In principle, leaving our place of research provides a natural close to the day. We would encourage students to draw a line under their day, and to take some time for rest and relaxation.
Make time each day for exercise e.g. walking/jogging at safe distance from others, yoga, meditation. Think about using the time saved from getting ready and commuting to do something towards your wellbeing.
Check in with colleagues and maintain social contacts
Social interaction is important for mental wellbeing. Technology can enable face to face interaction, (see IDS resources), alternatively a phone call or text message to check in on someone is a good idea. Keep in touch with family and friends on a similar basis to avoid a situation where anyone is feeling lonely during this time.

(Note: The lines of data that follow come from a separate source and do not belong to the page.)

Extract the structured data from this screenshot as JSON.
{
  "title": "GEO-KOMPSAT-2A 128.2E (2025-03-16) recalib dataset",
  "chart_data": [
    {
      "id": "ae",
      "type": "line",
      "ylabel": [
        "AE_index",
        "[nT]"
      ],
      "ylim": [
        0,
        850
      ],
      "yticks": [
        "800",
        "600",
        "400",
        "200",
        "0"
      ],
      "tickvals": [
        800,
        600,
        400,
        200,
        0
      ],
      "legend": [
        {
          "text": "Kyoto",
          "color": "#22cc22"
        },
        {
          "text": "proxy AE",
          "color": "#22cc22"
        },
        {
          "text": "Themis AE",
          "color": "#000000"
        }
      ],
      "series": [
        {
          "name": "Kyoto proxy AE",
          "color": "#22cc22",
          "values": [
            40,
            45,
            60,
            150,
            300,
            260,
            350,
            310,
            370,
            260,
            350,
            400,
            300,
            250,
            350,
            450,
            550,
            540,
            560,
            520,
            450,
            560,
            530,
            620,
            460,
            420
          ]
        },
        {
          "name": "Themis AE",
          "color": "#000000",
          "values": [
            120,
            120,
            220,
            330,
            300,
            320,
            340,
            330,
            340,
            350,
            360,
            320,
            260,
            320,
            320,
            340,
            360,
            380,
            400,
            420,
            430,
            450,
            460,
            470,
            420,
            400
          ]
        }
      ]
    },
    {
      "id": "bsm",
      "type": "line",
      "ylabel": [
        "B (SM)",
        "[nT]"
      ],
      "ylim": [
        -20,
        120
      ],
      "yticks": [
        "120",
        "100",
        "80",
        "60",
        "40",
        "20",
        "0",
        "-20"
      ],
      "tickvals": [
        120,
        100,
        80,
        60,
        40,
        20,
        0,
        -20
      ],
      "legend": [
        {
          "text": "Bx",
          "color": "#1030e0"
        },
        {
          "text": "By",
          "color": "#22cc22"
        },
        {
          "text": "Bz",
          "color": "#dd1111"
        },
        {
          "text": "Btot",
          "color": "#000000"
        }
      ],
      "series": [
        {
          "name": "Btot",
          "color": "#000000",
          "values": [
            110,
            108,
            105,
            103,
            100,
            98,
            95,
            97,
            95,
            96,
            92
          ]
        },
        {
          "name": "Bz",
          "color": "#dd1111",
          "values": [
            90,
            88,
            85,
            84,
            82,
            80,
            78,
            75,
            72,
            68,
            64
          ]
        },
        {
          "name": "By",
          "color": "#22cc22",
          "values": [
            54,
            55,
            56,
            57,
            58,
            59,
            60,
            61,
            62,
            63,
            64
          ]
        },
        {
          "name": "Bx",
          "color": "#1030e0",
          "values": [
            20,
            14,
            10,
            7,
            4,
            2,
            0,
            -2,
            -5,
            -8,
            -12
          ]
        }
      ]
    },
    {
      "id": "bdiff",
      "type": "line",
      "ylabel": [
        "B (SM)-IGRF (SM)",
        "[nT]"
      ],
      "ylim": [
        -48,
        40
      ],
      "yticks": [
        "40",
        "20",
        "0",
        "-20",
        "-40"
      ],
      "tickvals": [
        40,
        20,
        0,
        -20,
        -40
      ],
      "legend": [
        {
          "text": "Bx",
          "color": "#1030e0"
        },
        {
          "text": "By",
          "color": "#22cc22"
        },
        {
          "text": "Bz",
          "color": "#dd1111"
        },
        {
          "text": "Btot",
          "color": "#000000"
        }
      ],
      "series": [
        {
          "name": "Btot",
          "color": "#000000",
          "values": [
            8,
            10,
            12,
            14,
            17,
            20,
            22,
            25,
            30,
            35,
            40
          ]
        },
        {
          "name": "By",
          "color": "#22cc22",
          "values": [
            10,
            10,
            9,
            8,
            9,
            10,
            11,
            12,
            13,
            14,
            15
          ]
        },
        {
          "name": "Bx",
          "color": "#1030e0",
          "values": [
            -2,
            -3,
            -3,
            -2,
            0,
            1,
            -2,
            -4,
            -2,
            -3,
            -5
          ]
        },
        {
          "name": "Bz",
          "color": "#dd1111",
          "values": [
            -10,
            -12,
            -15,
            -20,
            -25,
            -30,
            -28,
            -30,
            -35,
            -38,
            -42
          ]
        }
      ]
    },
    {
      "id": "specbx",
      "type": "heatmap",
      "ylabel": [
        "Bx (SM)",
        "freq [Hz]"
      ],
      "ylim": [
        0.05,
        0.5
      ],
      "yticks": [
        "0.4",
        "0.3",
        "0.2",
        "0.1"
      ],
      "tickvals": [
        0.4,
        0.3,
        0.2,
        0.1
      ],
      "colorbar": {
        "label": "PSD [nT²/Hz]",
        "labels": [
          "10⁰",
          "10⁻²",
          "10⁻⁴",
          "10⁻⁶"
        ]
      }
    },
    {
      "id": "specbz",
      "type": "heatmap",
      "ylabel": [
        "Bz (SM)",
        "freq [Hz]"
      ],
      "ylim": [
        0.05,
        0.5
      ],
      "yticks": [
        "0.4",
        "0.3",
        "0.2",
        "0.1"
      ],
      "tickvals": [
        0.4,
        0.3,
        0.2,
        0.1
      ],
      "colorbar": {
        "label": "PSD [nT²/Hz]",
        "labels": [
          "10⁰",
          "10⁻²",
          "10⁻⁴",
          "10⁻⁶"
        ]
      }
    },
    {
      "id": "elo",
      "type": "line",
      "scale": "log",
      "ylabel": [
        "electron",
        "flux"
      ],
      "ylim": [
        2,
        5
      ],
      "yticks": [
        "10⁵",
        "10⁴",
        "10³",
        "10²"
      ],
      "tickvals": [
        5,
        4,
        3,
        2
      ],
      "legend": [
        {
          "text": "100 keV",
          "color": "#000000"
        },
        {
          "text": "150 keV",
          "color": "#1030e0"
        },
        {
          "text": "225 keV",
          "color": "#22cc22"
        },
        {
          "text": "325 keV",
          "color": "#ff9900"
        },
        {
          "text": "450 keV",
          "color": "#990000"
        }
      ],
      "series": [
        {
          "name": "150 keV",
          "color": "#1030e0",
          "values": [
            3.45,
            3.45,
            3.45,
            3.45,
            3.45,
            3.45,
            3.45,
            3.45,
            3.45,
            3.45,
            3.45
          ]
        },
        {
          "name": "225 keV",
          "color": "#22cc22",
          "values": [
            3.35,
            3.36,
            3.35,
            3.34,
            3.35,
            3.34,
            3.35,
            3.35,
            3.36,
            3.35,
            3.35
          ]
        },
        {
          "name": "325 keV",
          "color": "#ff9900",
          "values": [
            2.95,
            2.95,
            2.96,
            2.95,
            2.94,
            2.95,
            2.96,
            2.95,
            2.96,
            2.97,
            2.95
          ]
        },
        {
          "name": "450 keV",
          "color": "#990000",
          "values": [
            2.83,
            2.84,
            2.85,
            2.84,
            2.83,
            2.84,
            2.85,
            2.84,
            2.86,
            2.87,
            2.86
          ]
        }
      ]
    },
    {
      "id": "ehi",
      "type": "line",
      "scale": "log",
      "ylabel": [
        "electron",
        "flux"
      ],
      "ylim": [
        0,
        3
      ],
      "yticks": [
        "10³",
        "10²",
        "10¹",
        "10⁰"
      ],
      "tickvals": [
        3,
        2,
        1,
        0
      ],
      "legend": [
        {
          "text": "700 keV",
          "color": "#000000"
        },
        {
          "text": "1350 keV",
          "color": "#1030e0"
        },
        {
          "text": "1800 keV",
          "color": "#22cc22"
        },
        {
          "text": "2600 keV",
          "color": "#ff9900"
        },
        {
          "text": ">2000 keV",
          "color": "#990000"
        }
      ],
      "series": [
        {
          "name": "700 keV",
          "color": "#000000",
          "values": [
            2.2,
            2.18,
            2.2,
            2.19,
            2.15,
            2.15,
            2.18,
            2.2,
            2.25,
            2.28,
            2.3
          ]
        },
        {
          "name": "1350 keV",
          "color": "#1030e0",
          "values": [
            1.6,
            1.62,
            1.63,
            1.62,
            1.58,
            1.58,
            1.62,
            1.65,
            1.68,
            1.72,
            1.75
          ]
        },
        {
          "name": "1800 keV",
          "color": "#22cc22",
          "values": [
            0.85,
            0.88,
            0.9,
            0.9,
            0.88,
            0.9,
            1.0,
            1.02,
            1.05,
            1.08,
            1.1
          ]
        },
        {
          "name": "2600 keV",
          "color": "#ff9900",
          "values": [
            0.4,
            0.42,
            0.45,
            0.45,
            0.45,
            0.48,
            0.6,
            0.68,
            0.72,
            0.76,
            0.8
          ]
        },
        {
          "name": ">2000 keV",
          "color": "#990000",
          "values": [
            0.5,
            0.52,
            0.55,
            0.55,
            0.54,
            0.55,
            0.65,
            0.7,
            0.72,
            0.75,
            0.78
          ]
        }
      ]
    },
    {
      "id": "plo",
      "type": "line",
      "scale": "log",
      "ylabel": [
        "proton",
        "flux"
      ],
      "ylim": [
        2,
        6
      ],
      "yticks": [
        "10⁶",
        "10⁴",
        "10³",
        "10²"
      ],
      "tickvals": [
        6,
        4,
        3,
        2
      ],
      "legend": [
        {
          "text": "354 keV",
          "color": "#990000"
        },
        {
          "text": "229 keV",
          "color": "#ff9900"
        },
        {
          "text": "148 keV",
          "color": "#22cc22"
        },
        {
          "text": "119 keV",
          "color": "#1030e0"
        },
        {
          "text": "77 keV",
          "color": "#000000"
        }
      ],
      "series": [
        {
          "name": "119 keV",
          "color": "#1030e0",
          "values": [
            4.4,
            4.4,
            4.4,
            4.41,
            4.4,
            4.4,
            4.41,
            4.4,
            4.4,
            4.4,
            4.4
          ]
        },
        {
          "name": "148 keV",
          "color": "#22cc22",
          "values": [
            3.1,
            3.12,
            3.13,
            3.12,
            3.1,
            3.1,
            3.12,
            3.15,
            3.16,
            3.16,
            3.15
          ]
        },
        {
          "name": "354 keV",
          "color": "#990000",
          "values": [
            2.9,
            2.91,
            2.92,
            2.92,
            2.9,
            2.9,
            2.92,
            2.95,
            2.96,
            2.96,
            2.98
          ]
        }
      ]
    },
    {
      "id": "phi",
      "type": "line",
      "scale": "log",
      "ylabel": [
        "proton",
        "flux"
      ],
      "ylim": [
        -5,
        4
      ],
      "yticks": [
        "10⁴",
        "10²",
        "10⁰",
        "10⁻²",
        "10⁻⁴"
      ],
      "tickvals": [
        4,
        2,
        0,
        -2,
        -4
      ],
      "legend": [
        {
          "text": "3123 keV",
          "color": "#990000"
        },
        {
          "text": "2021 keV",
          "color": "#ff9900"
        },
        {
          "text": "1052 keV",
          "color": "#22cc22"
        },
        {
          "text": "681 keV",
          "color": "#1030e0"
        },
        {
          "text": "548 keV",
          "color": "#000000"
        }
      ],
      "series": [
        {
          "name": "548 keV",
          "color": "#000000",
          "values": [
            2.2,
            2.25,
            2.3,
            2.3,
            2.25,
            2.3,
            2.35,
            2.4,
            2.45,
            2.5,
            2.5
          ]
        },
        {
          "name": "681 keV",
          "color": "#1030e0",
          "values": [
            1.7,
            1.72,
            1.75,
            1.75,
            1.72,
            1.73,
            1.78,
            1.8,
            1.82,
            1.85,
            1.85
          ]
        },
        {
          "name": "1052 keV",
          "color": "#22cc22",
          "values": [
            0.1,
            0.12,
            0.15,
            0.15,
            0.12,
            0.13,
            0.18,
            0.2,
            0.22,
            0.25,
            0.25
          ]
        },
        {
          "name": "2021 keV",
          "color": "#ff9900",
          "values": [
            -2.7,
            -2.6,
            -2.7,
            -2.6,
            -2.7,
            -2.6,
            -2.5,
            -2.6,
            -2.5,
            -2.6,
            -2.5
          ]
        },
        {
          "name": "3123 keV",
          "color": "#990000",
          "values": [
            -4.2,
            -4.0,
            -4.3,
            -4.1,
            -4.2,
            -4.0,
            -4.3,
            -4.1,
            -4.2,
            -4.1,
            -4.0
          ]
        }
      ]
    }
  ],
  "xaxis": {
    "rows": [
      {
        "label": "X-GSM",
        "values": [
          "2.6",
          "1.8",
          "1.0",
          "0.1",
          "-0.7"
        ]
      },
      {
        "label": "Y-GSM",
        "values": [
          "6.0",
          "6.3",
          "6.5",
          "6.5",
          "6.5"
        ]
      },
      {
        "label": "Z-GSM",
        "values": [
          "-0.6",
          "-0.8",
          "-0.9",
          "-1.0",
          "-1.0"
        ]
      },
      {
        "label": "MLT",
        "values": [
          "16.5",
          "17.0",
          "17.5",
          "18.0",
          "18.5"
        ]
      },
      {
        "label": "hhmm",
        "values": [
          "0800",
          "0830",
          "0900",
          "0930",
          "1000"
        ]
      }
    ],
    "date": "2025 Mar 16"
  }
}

Stay updated, not overwhelmed
The news and guidelines around Coronavirus are changing daily and it can be tempting to scroll social media / keep refreshing news websites to find out more. While it’s good to stay updated with the latest information, constant exposure can be overwhelming! Please remember to check if information is coming from a trusted news source before sharing, and to switch off if it gets too much.
Ask for help!
If you need help with any aspect of conducting research from home, please contact your supervisors in the first instance. The University's support services are still available too. For information on how to receive support please see the FAQs here. If you want independent advice, you can contact your mentor, the KPA or KDA via email.